All over Europe one witnesses to a growth and diversification of migrant associations. A plethora of associations emerge through the interactions of migration societies and institutions as well as with those of origin. Traditionally anthropology of migration has focused on ethnic networks as springboards for empowering migrant minorities' access to economic and political opportunities. Less attention has been paid to the multiple ways with which migrants organise themselves in the country of immigration and within transnational social fields. More recently, however, associations revealed themselves a sophisticated lens through which explore various social processes such as the strategies adopted to gain access and recognition to the public sphere, the ambivalent adjusting of various sorts of everyday cosmopolitanisms, the potential of enhancing one's status both here and there through simultaneous incorporation, the constant struggle to improve the concrete and actual experience to be citizen in both sending and receiving contexts.

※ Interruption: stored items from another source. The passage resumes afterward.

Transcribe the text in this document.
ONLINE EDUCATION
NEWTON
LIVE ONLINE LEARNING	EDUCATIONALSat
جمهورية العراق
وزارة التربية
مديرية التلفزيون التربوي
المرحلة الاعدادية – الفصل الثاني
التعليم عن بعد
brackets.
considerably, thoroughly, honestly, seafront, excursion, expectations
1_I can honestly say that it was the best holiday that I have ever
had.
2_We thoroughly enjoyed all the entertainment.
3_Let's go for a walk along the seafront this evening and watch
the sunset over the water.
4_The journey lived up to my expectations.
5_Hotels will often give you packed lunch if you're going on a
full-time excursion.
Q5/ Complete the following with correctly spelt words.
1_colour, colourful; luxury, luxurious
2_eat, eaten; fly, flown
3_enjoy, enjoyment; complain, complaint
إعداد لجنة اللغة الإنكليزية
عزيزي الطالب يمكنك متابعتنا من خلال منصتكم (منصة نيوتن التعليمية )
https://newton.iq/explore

Also, recent researches underline how these associations are both loci for innovation, transformation as much as reproduction and consolidation of cleavages and power asymmetries along gender and intergenerational lines. Institutional discourses tend to reify complex and ambivalent social and cultural processes affected by negotiation between individuals and groups. Such negotiation is influenced in multiple ways by the representation (symbolic as well as political) of migrant associations. Ethnography is particularly important for exploring the everyday political participation and social negotiation within and outside these organisations. Therefore the panel welcomes submissions exploring these topics with the aim at discussing them in a comparative way.